A photo of B, my Grandpa and I many, many, many years ago at Grandpa's house in Nuevo Laredo, Mexico. It's the only photo of B and I with our Grandpa. We, just like, I'm sure, several other families, have an ugly family history and while my Grandpa LOVED us, he was not so kind to our dad, the greatest dad ever. However, my parents do not badmouth the old man, though they are honest about the ugly side of the family history. They also never prohibited me from having a relationship with my Grandpa despite the cold shoulder he gave my dad. I guess I just wanted to know this old man who was guilty of such mean-spiritedness and my parents encouraged me to love my Grandpa with all that I could. I don't hate that old man but rather, I hope he made his peace with his Maker because he certainly didn't make peace with my dad which is, within itself, very sad. I wish I could say I hate him but, in all honesty, the moment he entered my life, which was when I turned 15, he treated me lovingly and kindly, just like a granddaughter who had never had a grandfather before would hope to be treated. And, just as quickly as he entered my life, he was gone. He died 6 years later and opened up the void again.

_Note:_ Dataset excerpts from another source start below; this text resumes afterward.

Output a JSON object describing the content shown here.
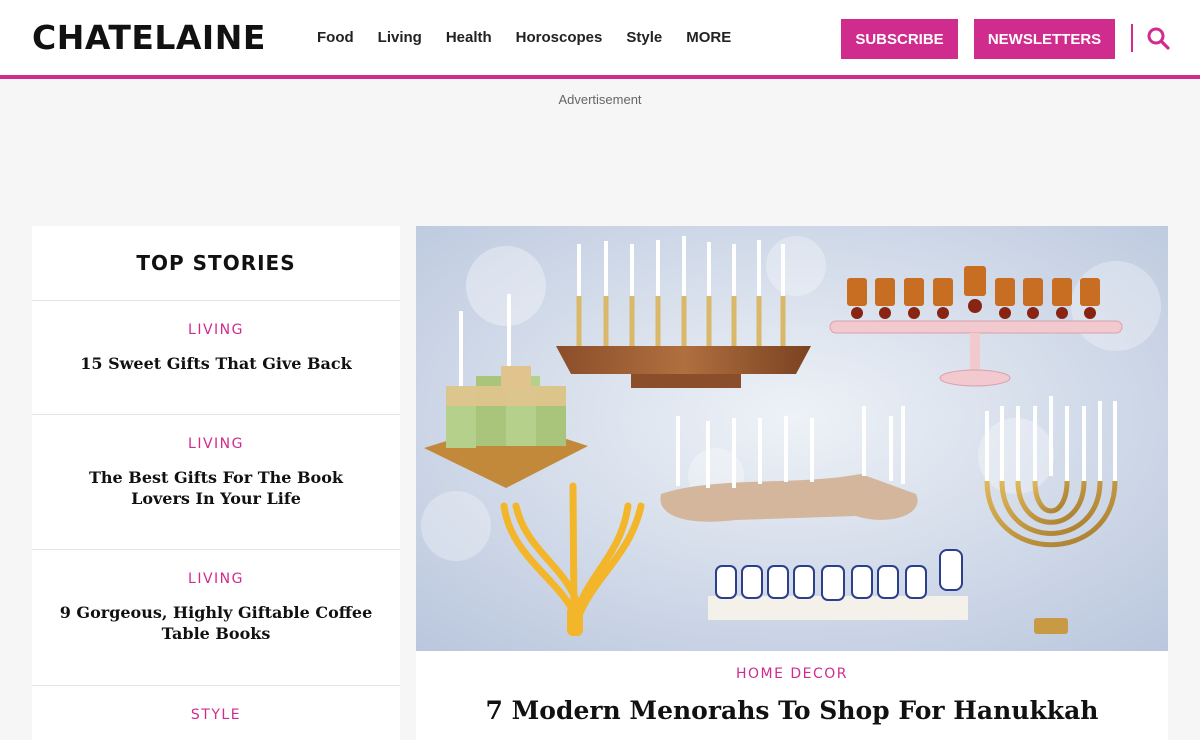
{
  "header": {
    "logo": "CHATELAINE",
    "nav": [
      "Food",
      "Living",
      "Health",
      "Horoscopes",
      "Style",
      "MORE"
    ],
    "subscribe_label": "SUBSCRIBE",
    "newsletters_label": "NEWSLETTERS",
    "search_icon": "search-icon"
  },
  "ad": {
    "label": "Advertisement"
  },
  "sidebar": {
    "title": "TOP STORIES",
    "stories": [
      {
        "category": "LIVING",
        "title": "15 Sweet Gifts That Give Back"
      },
      {
        "category": "LIVING",
        "title": "The Best Gifts For The Book Lovers In Your Life"
      },
      {
        "category": "LIVING",
        "title": "9 Gorgeous, Highly Giftable Coffee Table Books"
      },
      {
        "category": "STYLE",
        "title": ""
      }
    ]
  },
  "feature": {
    "category": "HOME DECOR",
    "title": "7 Modern Menorahs To Shop For Hanukkah"
  },
  "colors": {
    "accent": "#d02c8e",
    "background": "#f6f6f6"
  }
}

It is what it is and while I wish I would have had more with my Grandpa, I'm ok with the little time we shared because it was very well spent. And, since we are being honest, I have many of his features: the dimple in my right cheek with the birthmark directly over it, the fair skin complexion and the eyes, my goodness, the eyes. It was those eyes, that day when I saw my eyes looking back at me, that urged me to not be like my Grandpa. I vowed to be a good person, to be kind to others, have compassion, understanding for everyone despite their rough exterior. Most of all, I vowed to never pass up the opportunity to tell the people I love exactly how much I loved them, how much they meant to me and how much I valued their presence in my life. How I wish my Grandpa had done the same to all of his family. Regardless, I thank him for being a part of my life for those 6 short years.


Feliz Dia de los Muertos, Abuelito.

2 comments:

Ali said...

I'm glad you were able to be a part of your grandpa's life, even if it was for a short time. Regardless of the history with his father, your dad must have been proud to see you have a relationship with him.

Margie said...

It's one of the many things I admire about my dad; his ability to forgive.